Washington

Geolocation Info Protection Bills Introduced

Bill requires goverment to get a warrant before obtaining data from telco companies 6/15/2011 03:04:37 PM Eastern

Bipartisan bills have been introduced in the House and Senate that would require the government to get a warrant before obtaining geolocation data from telecommunications companies and prevent geolocation service providers from sharing that info with third parties without their consent.
 
The Justice Department has argued that law enforcement wants greater access to that data in order to track down criminals, with Deputy Attorney General Jason Weinstein of the Justice Department's criminal division pointing out that while there were no restrictions on sharing online data with commercial third parties, there were plenty on sharing with the government.
 
In introducing the Geolocation Privacy and Surveillance Act Wednesday, by Sen. Ron Wyden (D-Ore.) and Rep. Jason Chaffetz (R-Utah) say they are looking to establish some "legal clarity" on the use of that information for all concerned, including government, private companies, and consumers. They were sensitive to the government's concerns, saying in announcing the bill that "it is even unclear if law enforcement has the tools to arrest a stalker caught using technology to follow another person or obtain that person's geolocation information. "
 
Key provisions of the bill would:
 
Clarify legal procedures and protections for obtaining and sharing geolocation data.

Require the government to show probable cause and get a warrant for such data, with carve-outs for national security and emergencies, theft or fraud.
 
Applies to information from ISPs as well as from government surveillance devices.

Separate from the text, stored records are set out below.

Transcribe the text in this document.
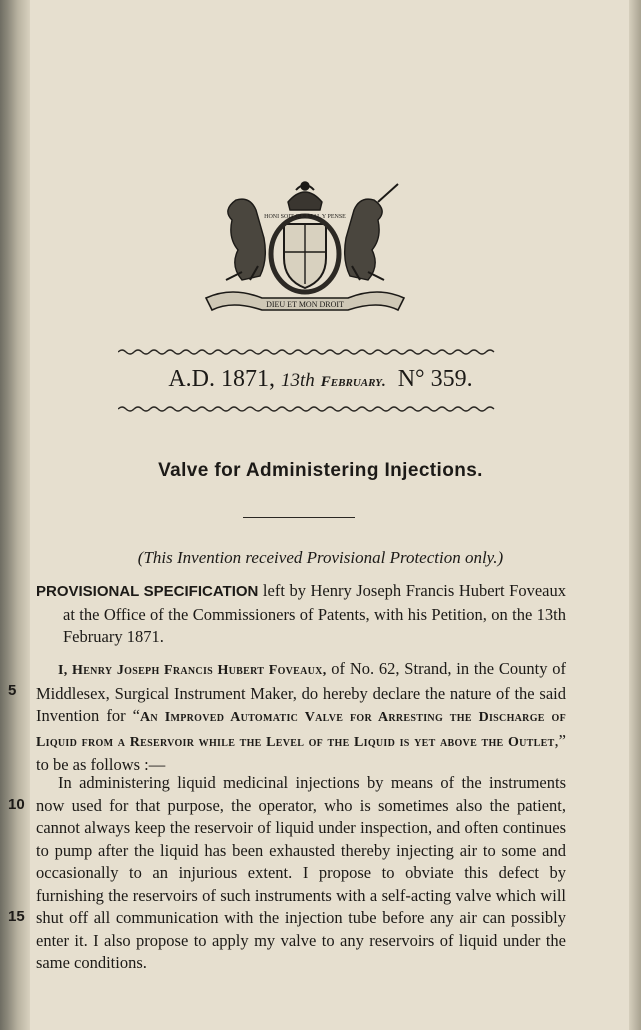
DIEU ET MON DROIT
HONI SOIT QUI MAL Y PENSE
A.D. 1871, 13th February. N° 359.
Valve for Administering Injections.
(This Invention received Provisional Protection only.)

PROVISIONAL SPECIFICATION left by Henry Joseph Francis Hubert Foveaux at the Office of the Commissioners of Patents, with his Petition, on the 13th February 1871.

I, Henry Joseph Francis Hubert Foveaux, of No. 62, Strand, in the County of Middlesex, Surgical Instrument Maker, do hereby declare the nature of the said Invention for “An Improved Automatic Valve for Arresting the Discharge of Liquid from a Reservoir while the Level of the Liquid is yet above the Outlet,” to be as follows :—

In administering liquid medicinal injections by means of the instruments now used for that purpose, the operator, who is sometimes also the patient, cannot always keep the reservoir of liquid under inspection, and often continues to pump after the liquid has been exhausted thereby injecting air to some and occasionally to an injurious extent. I propose to obviate this defect by furnishing the reservoirs of such instruments with a self-acting valve which will shut off all communication with the injection tube before any air can possibly enter it. I also propose to apply my valve to any reservoirs of liquid under the same conditions.

5
10
15
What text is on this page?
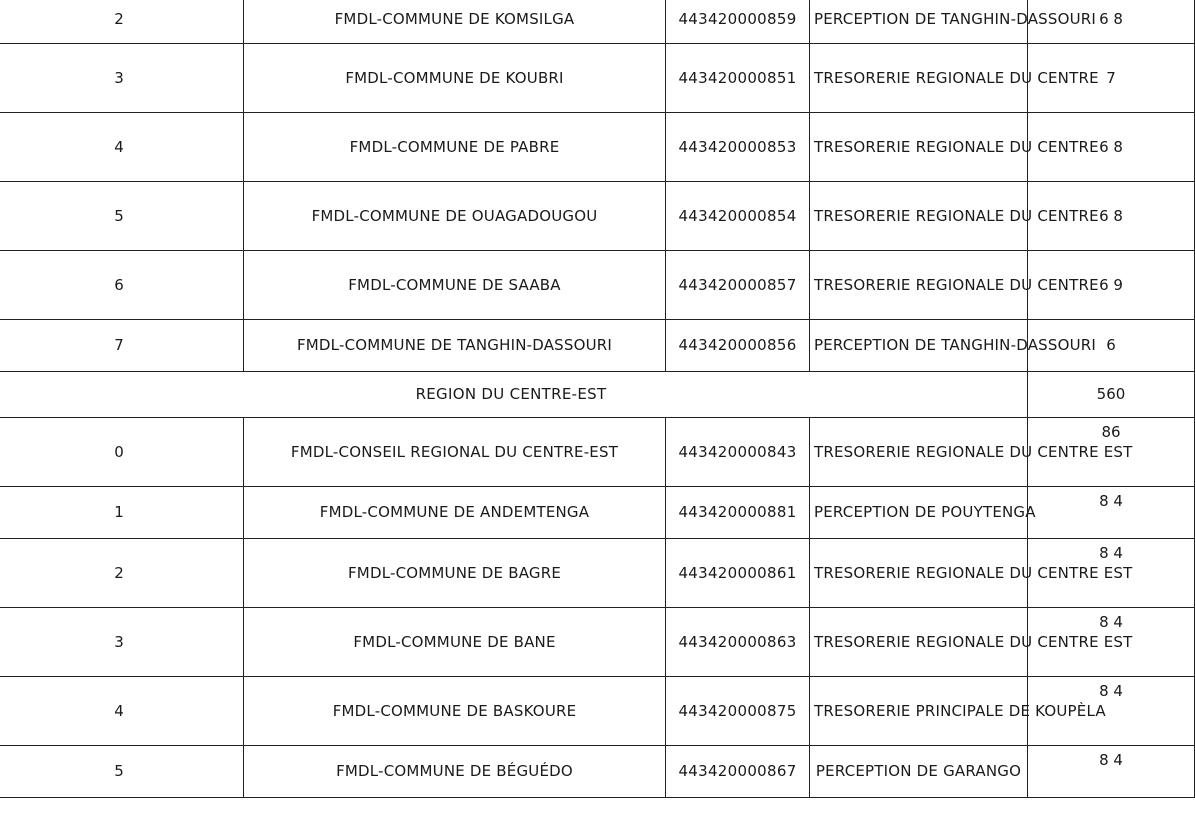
2	FMDL-COMMUNE DE KOMSILGA	443420000859	PERCEPTION DE TANGHIN-DASSOURI	6 8
3	FMDL-COMMUNE DE KOUBRI	443420000851	TRESORERIE REGIONALE DU CENTRE	7
4	FMDL-COMMUNE DE PABRE	443420000853	TRESORERIE REGIONALE DU CENTRE	6 8
5	FMDL-COMMUNE DE OUAGADOUGOU	443420000854	TRESORERIE REGIONALE DU CENTRE	6 8
6	FMDL-COMMUNE DE SAABA	443420000857	TRESORERIE REGIONALE DU CENTRE	6 9
7	FMDL-COMMUNE DE TANGHIN-DASSOURI	443420000856	PERCEPTION DE TANGHIN-DASSOURI	6
REGION DU CENTRE-EST				560
0	FMDL-CONSEIL REGIONAL DU CENTRE-EST	443420000843	TRESORERIE REGIONALE DU CENTRE EST	86
1	FMDL-COMMUNE DE ANDEMTENGA	443420000881	PERCEPTION DE POUYTENGA	8 4
2	FMDL-COMMUNE DE BAGRE	443420000861	TRESORERIE REGIONALE DU CENTRE EST	8 4
3	FMDL-COMMUNE DE BANE	443420000863	TRESORERIE REGIONALE DU CENTRE EST	8 4
4	FMDL-COMMUNE DE BASKOURE	443420000875	TRESORERIE PRINCIPALE DE KOUPÈLA	8 4
5	FMDL-COMMUNE DE BÉGUÉDO	443420000867	PERCEPTION DE GARANGO	8 4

Applies to real-time tracking as well as historical records. Translation, according to the legislators: "Real-time tracking: 'Where is John Smith right now?' Acquisition of records of past movements: 'Where did John Smith go on St. Patrick's Day?'"
 
Creates criminal penalties for tracking similar to wiretap laws. For example, hacking a GPS device to track someone would be considered comparable to an illegal wiretap for the same purposes.
 
Prohibit commercial service providers from sharing geolocation information with third parties without customer consent.
 
Congress has been focused on data privacy and security issues driven by various revelations about how data was being collected and shared, and failures to properly secure it.
 
Apple came under fire for its location-based data collection policies. It has said some of that concern was misplaced, but also took steps to address others. The American Civil Liberties Union praised the legislations' introduction.
 
"Whether they realize it or not, Americans are carrying tracking devices with them wherever they go. Whether they visit a therapist, liquor store, church or gun range, Americans' activities are often available to law enforcement in real-time or even months after the fact," said Laura Murphy, director of the ACLU's Washington Legislative Office. "Tracking our locations and movements without warrants or probable cause is a massive privacy violation. With unclear standards to regulate the collection of this information, our Fourth Amendment rights are left largely unprotected. This bill is a welcome step toward guarding some of our most private information and we hope both the House and Senate make its passage a priority."